0
votes

I have developed a hive query that uses lateral views and get_json_object to unpack some json. The query works well enough using a jdbc client (dbvisualizer) but when run as spark sql from a java application, on the same data, it returns nothing.

If I create an array to mimic the expected unpacked json, the query works

array('Plan A','Plan B','Plan C','Plan D')

but if I do the unpacking with this statement it doesn't:

split(regexp_replace(get_json_object('{"product_offer":[{"productName":"Plan A"},{"productName":"Plan B"},{"productName":"Plan C"},{"productName":"Plan D"}]}', '$.product_offer.productName'), '\\[|\\]|"', ''), ',' )

When run individually in dbvisualizer they produce the same output and are equivalent when compared.

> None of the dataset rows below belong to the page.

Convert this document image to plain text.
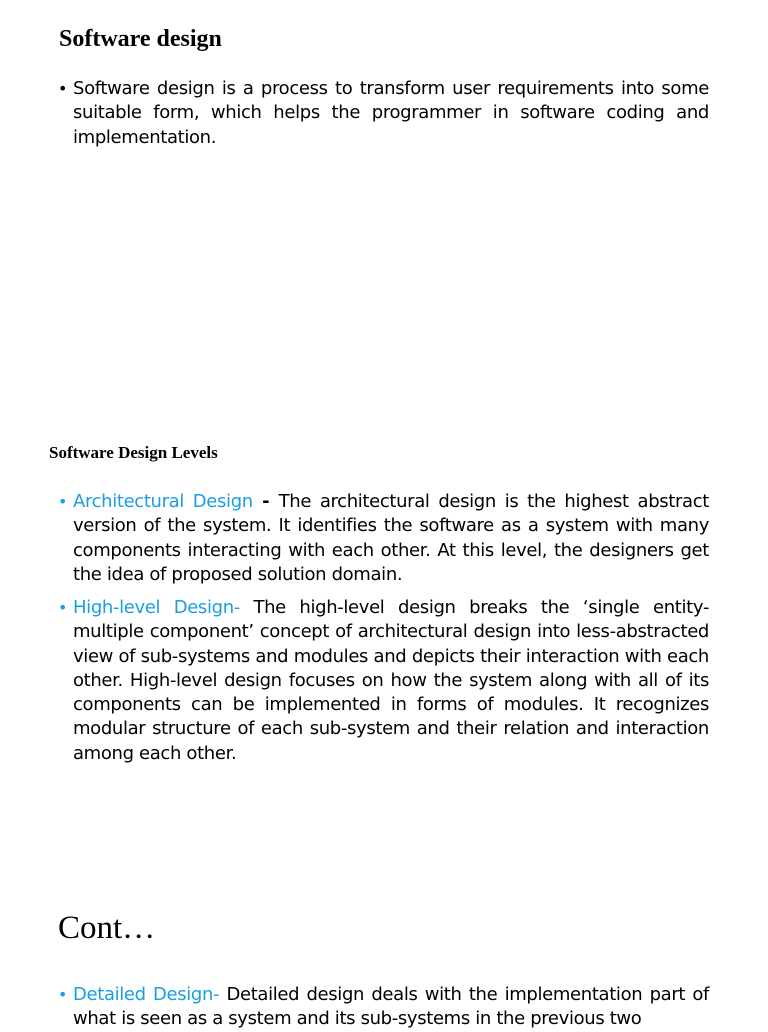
Software design
• Software design is a process to transform user requirements into some suitable form, which helps the programmer in software coding and implementation.
Software Design Levels
• Architectural Design - The architectural design is the highest abstract version of the system. It identifies the software as a system with many components interacting with each other. At this level, the designers get the idea of proposed solution domain.
• High-level Design- The high-level design breaks the ‘single entity-multiple component’ concept of architectural design into less-abstracted view of sub-systems and modules and depicts their interaction with each other. High-level design focuses on how the system along with all of its components can be implemented in forms of modules. It recognizes modular structure of each sub-system and their relation and interaction among each other.
Cont…
• Detailed Design- Detailed design deals with the implementation part of what is seen as a system and its sub-systems in the previous two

This is a cutdown version of the query that works with a test table with one row, escaped for java:

 "SELECT pageid , exp.* , exp2.* , exp3.* from stephen \n" +
   "lateral view outer posexplode( split(regexp_replace(get_json_object('{\"product_offer\":[{\"productName\":\"P lan A\"},{\"productName\":\"Plan B\"},{\"productName\":\"Plan C\"},{\"productName\":\"Plan D\"}]}', '$.product_offer.productName'), '\\\\[|\\\\]|\"', ''), ',' ) )  exp as seqn, product_name\n" +
 "lateral view outer posexplode( array('aaaa','bbb','ccc','ddd'))  exp2 as seqo, product_offer\n" +
 "lateral view outer posexplode( array('Delete','Add','Add','Delete'))  exp3 as seqa, product_action\n" +
 "where (seqn=seqo)\n" +
 "  and (seqn=seqa)\n" 

I am using java 8, hive version '2.2.0 rda840b0f8fa99cab9f004810cd22abc207493cae'

No errors are logged.

1

1 Answers

0
votes

I rewrote the question as enter link description here when I established that get_json_object was misbehaving: the correct path to use to get all the product names is

'$.product_offer[*].productName'